"I love music so much and I had such ambition that I was willing to go way beyond what the hell they paid me for. I wanted people to look at the artwork and hear the music." —Alex Steinweiss
Alex Steinweiss invented the album cover as we know it, and created a new graphic art form. In 1940, as Columbia Records' young new art director, he pitched an idea: Why not replace the standard plain brown wrapper with an eye-catching illustration? The company took a chance, and within months its record sales increased by over 800 per cent. His covers for Columbia—combining bold typography with modern, elegant illustrations—took the industry by storm and revolutionized the way records were sold.

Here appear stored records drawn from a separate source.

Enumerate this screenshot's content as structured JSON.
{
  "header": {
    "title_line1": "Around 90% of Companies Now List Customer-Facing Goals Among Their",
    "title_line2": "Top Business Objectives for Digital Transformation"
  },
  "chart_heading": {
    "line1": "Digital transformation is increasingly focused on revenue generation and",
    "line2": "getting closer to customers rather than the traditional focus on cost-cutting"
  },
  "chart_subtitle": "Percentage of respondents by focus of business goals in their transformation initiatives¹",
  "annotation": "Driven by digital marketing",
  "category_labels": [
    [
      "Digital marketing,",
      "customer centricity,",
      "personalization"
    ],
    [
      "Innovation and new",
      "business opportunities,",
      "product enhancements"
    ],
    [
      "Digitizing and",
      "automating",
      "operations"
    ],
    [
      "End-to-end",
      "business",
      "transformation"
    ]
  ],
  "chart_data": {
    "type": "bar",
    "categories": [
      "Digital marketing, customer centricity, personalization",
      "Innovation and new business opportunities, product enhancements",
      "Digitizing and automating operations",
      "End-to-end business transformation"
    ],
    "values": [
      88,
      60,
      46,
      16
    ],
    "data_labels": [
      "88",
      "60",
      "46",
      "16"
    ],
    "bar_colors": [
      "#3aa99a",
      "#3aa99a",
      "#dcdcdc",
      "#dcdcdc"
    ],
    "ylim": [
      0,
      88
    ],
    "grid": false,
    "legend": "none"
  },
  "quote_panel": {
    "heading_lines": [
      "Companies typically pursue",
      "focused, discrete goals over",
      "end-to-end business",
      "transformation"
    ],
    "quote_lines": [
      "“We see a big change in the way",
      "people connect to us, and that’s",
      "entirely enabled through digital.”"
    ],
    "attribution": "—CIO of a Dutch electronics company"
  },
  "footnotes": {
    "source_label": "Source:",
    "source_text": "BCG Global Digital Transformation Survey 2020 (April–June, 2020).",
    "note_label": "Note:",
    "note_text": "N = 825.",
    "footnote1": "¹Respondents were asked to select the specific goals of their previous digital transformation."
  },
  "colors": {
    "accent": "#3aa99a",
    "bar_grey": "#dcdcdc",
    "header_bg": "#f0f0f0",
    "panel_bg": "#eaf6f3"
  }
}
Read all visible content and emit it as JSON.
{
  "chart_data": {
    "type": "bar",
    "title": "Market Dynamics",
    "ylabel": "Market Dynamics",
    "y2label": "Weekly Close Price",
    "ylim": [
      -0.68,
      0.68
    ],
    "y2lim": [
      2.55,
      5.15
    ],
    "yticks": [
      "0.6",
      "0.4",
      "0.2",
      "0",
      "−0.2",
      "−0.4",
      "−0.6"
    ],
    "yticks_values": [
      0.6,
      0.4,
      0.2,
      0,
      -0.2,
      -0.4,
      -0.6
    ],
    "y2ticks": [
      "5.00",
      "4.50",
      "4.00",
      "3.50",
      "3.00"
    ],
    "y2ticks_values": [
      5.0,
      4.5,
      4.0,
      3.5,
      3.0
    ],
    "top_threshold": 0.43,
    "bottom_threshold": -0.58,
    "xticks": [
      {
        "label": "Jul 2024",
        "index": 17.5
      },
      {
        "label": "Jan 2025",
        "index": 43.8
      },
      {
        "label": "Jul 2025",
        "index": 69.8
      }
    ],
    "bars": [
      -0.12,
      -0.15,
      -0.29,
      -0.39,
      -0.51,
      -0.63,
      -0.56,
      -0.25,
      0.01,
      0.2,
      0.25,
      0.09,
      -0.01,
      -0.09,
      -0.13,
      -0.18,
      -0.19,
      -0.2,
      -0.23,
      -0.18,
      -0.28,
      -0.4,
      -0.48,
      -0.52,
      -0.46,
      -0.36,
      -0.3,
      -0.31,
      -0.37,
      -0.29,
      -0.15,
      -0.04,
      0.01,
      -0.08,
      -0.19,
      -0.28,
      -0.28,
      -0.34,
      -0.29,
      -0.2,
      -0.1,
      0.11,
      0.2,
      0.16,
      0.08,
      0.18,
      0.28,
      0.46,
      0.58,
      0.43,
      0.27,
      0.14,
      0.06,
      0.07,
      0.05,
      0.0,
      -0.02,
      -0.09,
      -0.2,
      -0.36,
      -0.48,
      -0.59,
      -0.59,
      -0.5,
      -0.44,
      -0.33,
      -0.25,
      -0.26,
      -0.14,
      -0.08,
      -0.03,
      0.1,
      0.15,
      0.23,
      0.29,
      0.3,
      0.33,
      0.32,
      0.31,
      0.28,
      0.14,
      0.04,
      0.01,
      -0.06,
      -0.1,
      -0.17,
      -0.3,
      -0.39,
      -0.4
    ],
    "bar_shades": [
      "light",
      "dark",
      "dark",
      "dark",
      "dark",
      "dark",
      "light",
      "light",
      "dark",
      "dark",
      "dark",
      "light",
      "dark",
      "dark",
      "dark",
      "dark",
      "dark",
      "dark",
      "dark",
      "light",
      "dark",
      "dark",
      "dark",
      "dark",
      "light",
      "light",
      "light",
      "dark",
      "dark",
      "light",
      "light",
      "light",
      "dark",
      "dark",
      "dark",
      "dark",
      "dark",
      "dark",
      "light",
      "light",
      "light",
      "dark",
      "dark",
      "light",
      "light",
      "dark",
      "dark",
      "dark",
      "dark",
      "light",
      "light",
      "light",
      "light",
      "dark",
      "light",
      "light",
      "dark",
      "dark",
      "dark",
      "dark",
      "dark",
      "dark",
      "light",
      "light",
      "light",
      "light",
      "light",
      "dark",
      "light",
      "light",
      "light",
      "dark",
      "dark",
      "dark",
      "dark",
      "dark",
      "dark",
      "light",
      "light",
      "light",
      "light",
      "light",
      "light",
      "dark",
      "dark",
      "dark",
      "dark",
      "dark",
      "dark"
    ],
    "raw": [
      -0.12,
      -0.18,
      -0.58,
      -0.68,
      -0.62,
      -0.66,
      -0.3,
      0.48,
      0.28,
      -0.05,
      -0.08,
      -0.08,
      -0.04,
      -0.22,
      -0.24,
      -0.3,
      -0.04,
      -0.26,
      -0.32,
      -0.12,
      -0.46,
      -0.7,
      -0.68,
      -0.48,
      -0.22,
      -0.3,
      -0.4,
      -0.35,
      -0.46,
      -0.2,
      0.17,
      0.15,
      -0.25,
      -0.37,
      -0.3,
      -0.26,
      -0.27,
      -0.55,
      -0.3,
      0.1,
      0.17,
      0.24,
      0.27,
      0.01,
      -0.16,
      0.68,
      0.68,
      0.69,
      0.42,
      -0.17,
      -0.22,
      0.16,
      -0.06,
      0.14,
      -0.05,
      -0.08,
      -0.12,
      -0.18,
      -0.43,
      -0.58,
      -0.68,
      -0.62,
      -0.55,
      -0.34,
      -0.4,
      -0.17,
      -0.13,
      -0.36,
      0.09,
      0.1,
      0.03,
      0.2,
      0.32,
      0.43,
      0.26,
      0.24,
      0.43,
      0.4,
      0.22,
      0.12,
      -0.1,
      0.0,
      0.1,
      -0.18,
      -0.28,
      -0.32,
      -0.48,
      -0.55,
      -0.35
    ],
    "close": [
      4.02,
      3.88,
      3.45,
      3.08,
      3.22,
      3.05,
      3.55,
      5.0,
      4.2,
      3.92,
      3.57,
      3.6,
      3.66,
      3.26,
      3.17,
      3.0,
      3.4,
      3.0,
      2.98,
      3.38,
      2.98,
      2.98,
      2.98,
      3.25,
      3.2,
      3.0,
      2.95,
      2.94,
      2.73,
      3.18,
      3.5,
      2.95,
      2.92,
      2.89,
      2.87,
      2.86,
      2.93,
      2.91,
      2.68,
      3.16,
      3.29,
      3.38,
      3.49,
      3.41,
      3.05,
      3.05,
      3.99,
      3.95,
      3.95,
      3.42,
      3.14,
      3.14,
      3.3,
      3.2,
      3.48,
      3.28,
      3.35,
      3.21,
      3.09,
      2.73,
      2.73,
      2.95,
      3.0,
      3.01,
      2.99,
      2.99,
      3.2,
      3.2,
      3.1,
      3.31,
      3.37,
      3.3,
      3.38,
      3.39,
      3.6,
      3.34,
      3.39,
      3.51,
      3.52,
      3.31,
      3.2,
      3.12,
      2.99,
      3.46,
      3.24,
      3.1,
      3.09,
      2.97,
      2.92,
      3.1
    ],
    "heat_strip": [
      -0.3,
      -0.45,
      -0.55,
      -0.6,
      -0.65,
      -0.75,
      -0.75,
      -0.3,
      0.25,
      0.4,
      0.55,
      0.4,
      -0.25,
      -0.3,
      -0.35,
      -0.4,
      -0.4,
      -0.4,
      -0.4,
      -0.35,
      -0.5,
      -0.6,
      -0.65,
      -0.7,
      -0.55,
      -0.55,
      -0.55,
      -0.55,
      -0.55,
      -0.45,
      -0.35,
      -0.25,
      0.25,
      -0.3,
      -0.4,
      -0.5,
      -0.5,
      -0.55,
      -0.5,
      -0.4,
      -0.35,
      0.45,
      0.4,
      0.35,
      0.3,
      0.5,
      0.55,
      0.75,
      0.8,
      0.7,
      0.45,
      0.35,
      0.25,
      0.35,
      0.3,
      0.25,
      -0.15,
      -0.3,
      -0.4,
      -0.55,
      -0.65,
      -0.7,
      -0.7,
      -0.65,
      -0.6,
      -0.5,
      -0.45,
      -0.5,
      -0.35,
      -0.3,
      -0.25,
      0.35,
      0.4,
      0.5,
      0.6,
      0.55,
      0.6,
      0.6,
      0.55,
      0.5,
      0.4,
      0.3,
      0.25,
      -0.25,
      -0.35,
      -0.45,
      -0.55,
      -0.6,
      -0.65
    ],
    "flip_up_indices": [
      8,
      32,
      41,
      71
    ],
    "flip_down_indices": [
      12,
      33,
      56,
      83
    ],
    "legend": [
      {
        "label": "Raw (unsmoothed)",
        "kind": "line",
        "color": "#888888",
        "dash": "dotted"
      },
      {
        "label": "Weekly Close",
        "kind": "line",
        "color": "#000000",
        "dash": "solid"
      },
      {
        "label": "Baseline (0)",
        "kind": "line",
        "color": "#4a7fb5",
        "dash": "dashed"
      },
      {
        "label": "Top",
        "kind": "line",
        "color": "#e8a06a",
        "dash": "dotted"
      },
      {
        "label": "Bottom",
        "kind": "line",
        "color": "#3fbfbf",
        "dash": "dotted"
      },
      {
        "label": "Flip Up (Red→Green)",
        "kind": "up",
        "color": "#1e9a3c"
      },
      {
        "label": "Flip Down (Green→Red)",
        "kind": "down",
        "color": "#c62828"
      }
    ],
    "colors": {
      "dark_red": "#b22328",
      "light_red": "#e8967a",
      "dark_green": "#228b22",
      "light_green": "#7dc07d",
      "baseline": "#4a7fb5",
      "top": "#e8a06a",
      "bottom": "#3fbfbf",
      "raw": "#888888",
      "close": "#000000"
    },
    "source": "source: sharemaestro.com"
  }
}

Over three decades, Steinweiss made thousands of original artworks for classical, jazz, and popular record covers for Columbia, Decca, London, and Everest; as well as logos, labels, advertising material, even his own typeface, the Steinweiss Scrawl. He launched the golden age of album cover design and influenced generations of designers to follow.
About the artist:
The father of record design is Alex Steinweiss, who in 1940, at the age of 23, single-handedly invented the album cover. He made thousands of classical, jazz, and pop covers for Columbia, London, Decca, and Everest and his modern designs graced the packaging, logos, and covers of dozens of distilleries, film studios, and magazines; earning him an AIGA Medal and the Art Directors Hall of Fame lifetime achievement award.